Seattle is in the midst of a pivotal mayor’s race. Maybe not close and certainly not substantive, but very significant for the next four years. Do we take a sharp left turn, as may be happening nationally to the Democrats, or do we roll up our sleeves and try to move ahead on a piled-up mish-mash of projects?
For political/tactical reasons I explored in a previous article, we are not getting the public debate many cities are having. Coming out of the recession, America now has two models for successful urban regions, and we might be arguing about how to blend them. One is the Seattle/Boston/San Francisco/New York model: high cost, high tech, high regulation, high tolerance, creative economy, export-driven. The other is the Houston model (equally vibrant): low tax, low regulation, high tech, energy-based, highly diverse, affordable. What seems to work best is a mid-sized city with regional cohesion and blue politics but in a red state that serves as a corrective to keep taxes and regulations down. Examples are Austin, Denver, Salt Lake City, Oklahoma City, Raleigh, San Antonio, Charlotte, Omaha and New Orleans.
It may not be in the mayor’s race, but the debate about what kind of city Seattle should aspire to is a lively one in the business community. This debate is producing a third model for the coming decade in Seattle, to set beside Mayor McGinn’s model of a progressive vanguard and Ed Murray’s model of pragmatic results through consensus.
Naming this model is tricky. “Globally fluent cities” is a term used by the Brookings Institution, which is leading the discussion about metropolitan regions in the U.S. and abroad. "Global metrocities" is a possible term, with its emphasis on an export economy, global competition for talent and markets, sophistication. Note: not “world cities,” with the connotation of large size like New York and London. Mid-size (Seattle size), but cutting a big profile: That’s what our business leaders, and others in philanthropy, research and nonprofits have in mind for Seattle.

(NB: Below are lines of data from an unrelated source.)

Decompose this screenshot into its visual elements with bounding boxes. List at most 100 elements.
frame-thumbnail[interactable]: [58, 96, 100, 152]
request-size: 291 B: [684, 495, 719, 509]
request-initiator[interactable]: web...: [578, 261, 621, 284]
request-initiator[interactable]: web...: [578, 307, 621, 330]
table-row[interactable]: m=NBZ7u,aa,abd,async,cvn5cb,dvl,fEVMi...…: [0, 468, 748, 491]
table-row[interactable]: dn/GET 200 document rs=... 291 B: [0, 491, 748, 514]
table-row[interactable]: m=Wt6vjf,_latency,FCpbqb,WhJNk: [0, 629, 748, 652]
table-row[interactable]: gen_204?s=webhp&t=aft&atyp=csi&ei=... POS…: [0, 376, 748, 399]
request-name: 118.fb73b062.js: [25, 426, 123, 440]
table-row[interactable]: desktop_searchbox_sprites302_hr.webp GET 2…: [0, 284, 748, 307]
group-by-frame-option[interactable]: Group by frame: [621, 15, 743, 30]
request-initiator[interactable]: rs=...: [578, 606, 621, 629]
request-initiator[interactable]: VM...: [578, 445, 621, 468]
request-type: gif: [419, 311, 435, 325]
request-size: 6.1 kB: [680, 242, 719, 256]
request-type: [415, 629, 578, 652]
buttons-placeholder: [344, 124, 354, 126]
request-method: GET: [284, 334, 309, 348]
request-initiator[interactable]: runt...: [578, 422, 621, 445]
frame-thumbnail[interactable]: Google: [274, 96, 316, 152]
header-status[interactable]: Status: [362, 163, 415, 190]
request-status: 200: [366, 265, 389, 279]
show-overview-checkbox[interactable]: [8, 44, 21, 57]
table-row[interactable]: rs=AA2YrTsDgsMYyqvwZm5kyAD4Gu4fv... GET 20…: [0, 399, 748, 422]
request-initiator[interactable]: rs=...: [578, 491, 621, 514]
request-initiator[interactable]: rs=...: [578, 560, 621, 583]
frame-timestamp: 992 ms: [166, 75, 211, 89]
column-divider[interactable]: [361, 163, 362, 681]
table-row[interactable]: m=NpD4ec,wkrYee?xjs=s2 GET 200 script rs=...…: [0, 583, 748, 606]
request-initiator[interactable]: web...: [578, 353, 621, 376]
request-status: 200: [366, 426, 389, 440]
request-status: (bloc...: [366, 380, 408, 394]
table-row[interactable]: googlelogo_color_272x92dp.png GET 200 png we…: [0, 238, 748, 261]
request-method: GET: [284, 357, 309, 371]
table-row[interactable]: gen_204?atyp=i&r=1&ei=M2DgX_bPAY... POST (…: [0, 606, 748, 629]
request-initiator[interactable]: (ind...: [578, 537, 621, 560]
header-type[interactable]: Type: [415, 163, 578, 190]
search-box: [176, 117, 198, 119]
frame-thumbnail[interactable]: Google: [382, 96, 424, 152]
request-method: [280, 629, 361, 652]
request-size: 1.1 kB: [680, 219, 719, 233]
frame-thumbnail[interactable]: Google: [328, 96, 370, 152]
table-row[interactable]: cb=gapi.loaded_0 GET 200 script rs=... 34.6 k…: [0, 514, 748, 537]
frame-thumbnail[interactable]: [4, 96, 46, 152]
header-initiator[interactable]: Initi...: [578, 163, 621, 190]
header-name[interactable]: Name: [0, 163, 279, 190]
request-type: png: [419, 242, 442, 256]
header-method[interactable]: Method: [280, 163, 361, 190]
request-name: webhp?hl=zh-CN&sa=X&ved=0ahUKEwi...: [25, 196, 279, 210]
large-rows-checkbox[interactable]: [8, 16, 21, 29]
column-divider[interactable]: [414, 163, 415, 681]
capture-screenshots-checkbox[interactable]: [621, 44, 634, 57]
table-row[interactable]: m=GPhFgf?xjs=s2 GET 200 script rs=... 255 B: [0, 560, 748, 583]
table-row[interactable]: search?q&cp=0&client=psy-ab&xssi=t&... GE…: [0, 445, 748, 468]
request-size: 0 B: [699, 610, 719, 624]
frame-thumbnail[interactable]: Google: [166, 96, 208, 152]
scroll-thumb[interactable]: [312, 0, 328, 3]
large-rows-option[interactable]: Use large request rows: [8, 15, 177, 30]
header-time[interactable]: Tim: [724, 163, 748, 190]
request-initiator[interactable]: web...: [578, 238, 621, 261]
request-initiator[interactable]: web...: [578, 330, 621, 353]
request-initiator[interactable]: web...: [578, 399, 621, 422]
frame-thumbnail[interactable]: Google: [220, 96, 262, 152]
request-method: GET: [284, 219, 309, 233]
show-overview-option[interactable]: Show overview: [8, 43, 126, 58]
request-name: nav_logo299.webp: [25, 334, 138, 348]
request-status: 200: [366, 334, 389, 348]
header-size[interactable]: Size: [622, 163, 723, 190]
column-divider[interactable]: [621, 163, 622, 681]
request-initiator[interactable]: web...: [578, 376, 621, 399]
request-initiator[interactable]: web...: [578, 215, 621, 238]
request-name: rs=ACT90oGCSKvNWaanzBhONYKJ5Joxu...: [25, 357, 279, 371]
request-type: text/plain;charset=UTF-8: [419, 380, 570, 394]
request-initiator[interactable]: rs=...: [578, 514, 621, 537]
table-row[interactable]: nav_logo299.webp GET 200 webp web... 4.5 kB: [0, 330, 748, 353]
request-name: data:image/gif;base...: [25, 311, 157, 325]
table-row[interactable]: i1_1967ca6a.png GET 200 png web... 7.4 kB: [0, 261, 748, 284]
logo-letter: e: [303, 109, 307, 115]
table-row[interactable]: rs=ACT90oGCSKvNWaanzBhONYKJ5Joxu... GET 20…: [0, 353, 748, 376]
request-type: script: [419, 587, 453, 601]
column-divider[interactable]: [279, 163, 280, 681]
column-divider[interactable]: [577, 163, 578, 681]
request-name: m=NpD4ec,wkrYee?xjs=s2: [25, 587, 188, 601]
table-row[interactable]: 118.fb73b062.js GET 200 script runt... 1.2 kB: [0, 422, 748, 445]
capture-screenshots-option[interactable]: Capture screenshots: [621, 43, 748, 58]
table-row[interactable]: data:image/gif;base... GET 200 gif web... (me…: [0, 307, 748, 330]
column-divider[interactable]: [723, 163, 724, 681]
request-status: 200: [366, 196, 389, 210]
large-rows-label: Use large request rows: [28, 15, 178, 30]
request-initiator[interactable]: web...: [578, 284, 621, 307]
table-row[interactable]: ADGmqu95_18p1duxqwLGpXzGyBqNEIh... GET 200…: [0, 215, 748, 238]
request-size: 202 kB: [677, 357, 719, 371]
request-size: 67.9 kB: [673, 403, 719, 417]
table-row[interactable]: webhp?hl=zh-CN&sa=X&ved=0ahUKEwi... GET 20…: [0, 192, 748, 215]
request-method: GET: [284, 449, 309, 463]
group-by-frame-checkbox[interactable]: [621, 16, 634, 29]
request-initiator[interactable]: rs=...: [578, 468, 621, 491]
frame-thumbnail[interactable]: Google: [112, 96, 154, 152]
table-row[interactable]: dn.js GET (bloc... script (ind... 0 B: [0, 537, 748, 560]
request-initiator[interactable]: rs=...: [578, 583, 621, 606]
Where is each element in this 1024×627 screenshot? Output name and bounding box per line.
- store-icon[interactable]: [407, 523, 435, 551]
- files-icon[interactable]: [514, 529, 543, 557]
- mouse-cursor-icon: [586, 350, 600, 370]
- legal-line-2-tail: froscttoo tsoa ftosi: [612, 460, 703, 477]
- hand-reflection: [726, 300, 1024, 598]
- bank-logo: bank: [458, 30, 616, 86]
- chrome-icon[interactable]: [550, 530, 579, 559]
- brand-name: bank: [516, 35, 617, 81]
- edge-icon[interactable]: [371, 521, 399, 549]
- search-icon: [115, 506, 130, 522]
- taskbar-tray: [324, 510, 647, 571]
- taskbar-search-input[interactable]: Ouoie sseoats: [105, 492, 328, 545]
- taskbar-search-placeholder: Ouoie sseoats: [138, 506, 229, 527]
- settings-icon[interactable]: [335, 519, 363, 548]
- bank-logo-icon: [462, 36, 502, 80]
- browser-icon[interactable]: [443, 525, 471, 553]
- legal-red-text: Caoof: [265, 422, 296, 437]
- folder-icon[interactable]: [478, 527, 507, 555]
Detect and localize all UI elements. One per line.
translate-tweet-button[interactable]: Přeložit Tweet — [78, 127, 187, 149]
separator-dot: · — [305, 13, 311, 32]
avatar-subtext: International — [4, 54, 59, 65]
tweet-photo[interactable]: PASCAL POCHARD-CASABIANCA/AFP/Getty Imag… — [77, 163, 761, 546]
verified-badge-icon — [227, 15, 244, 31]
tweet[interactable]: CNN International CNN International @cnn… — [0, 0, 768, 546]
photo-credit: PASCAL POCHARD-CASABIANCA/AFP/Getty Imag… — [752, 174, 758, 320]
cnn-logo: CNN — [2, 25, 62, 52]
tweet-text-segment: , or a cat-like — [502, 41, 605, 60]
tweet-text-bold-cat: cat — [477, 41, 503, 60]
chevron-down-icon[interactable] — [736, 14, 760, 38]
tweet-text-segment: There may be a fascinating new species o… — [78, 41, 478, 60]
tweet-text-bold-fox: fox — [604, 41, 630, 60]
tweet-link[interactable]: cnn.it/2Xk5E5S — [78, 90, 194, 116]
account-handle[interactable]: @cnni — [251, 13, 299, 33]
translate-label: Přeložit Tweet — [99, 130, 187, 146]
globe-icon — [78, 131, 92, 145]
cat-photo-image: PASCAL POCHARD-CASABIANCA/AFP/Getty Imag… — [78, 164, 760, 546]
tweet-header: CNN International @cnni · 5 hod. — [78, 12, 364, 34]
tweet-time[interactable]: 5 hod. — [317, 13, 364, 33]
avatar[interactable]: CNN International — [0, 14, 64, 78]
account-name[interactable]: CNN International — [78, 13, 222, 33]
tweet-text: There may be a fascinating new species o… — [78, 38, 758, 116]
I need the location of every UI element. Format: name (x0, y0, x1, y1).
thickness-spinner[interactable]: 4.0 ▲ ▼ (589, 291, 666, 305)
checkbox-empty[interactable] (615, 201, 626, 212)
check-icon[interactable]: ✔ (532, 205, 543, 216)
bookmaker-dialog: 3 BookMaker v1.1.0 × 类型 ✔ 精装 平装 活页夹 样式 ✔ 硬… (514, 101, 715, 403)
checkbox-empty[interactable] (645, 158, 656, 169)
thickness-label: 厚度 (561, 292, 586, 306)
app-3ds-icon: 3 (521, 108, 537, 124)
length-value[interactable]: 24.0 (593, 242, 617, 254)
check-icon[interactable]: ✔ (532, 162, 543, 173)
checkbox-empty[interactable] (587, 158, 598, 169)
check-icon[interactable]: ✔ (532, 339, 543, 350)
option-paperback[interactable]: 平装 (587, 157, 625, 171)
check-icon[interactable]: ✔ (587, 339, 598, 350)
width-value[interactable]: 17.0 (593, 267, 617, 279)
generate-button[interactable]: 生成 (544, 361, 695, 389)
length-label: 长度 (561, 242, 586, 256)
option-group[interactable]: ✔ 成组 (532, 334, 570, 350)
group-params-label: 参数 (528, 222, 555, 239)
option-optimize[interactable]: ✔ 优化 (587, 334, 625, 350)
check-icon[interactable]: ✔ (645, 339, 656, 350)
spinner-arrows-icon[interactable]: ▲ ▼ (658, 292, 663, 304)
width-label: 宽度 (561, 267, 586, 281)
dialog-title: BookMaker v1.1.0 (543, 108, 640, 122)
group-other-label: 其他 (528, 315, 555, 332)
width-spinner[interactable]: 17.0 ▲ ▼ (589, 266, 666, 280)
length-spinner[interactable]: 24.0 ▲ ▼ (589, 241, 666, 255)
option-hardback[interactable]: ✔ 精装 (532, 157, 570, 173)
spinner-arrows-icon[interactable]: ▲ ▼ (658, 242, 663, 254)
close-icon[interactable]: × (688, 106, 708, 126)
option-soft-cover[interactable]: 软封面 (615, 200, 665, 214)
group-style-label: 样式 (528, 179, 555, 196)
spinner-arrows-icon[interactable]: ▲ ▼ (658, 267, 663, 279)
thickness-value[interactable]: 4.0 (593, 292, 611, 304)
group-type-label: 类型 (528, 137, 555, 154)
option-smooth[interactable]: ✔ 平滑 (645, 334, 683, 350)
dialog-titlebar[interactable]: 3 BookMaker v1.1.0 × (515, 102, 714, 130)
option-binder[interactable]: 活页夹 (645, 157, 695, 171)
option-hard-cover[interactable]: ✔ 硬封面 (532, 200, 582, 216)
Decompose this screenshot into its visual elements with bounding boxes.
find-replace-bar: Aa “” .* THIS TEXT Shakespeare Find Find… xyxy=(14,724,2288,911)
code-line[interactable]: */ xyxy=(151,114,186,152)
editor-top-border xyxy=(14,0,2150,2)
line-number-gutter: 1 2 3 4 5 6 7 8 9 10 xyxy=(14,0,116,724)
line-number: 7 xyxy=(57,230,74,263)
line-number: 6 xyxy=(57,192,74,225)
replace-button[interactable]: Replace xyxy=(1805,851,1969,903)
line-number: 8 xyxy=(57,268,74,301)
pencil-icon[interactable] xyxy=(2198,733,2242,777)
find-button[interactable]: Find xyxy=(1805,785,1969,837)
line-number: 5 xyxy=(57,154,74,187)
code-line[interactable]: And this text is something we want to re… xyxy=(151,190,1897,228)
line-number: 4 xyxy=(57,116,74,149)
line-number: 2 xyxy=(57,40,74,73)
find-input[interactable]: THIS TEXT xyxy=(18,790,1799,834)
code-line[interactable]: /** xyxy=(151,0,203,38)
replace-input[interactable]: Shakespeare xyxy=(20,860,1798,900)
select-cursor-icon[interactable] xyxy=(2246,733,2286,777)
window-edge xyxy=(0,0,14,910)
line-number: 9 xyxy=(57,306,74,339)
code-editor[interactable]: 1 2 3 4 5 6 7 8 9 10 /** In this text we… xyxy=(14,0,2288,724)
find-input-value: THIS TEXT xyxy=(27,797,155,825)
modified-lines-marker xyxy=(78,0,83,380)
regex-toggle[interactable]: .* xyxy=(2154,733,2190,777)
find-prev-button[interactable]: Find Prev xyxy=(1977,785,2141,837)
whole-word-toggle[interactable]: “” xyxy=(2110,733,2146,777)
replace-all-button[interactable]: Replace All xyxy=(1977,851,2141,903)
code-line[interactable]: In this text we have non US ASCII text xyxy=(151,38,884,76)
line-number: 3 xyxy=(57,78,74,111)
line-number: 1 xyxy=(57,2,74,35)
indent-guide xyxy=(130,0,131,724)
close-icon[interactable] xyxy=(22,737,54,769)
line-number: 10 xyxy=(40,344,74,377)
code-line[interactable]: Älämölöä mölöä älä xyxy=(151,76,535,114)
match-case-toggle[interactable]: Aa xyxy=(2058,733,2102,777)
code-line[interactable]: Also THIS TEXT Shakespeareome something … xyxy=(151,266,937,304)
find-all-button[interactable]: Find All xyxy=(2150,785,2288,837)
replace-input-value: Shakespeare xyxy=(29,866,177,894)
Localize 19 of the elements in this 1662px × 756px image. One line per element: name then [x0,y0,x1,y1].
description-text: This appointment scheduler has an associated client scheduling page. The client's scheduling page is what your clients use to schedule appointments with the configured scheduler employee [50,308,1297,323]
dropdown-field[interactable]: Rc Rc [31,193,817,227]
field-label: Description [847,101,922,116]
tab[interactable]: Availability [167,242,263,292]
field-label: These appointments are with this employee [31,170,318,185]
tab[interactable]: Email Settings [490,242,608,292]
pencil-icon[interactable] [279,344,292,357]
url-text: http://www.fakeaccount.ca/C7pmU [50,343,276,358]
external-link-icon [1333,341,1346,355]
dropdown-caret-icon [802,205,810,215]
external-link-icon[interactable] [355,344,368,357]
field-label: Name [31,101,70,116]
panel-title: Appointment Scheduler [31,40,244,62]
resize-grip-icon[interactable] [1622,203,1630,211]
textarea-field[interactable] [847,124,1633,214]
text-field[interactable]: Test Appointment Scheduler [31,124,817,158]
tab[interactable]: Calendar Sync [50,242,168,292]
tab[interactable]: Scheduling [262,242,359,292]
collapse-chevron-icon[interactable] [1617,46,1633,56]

At one level, Seattle has long been this kind of a city, trading resources like timber around the Pacific and selling jetliners around the world. The new crop (Amazon, Microsoft, Starbucks, Costco, Gates Foundation) only intensifies one of the most export-driven regions in the nation. Time to coast? Not at all, say business leaders, since Seattle is playing in a very competitive global environment.
Four years ago, JPMorgan Chase, the banking giant that took over Washington Mutual's banking operations, gave the Brookings Institution $10 million for a five-year program to study and measure the global assets of such cities as Los Angeles, San Diego, Miami, Atlanta, Houston, Denver, Columbus, London, Sao Paulo and Mexico City. The study tried to isolate key factors of global fluency — such things as local leadership with world view, companies with global reach and that are centers of global supply networks, compelling global identity, knowledge infrastructure (patents, universities) and metrowide public-private cohesion that invests in infrastructure and business clusters by strategic priorities. (The last one is a particular weakness of Seattle.) Here’s some of what they found about Seattle. And here are the 10 top traits of globally competitive cities, as Brookings/JP Morgan Chase see them.
Studies were made, reports given to the cities, conferences held — and then not a lot seemed to happen. Seattle was not included in the study because it was already so far along this path.
That has now changed. For one thing, the chair of JPMorgan Chase in the Northwest since 2009, Phyllis Campbell, pushed hard to include Seattle as a test case for how to use this data and actually change things locally. Secondly, Boston Consulting Group, which bills itself as “the world’s leading advisor on business strategy,” was opening an office in Seattle and wanted to do a high-profile pro-bono project to announce its presence. They joined forces with the bank, with the Seattle Metropolitan Chamber of Commerce and Brookings to study Seattle and a new group of peer cities.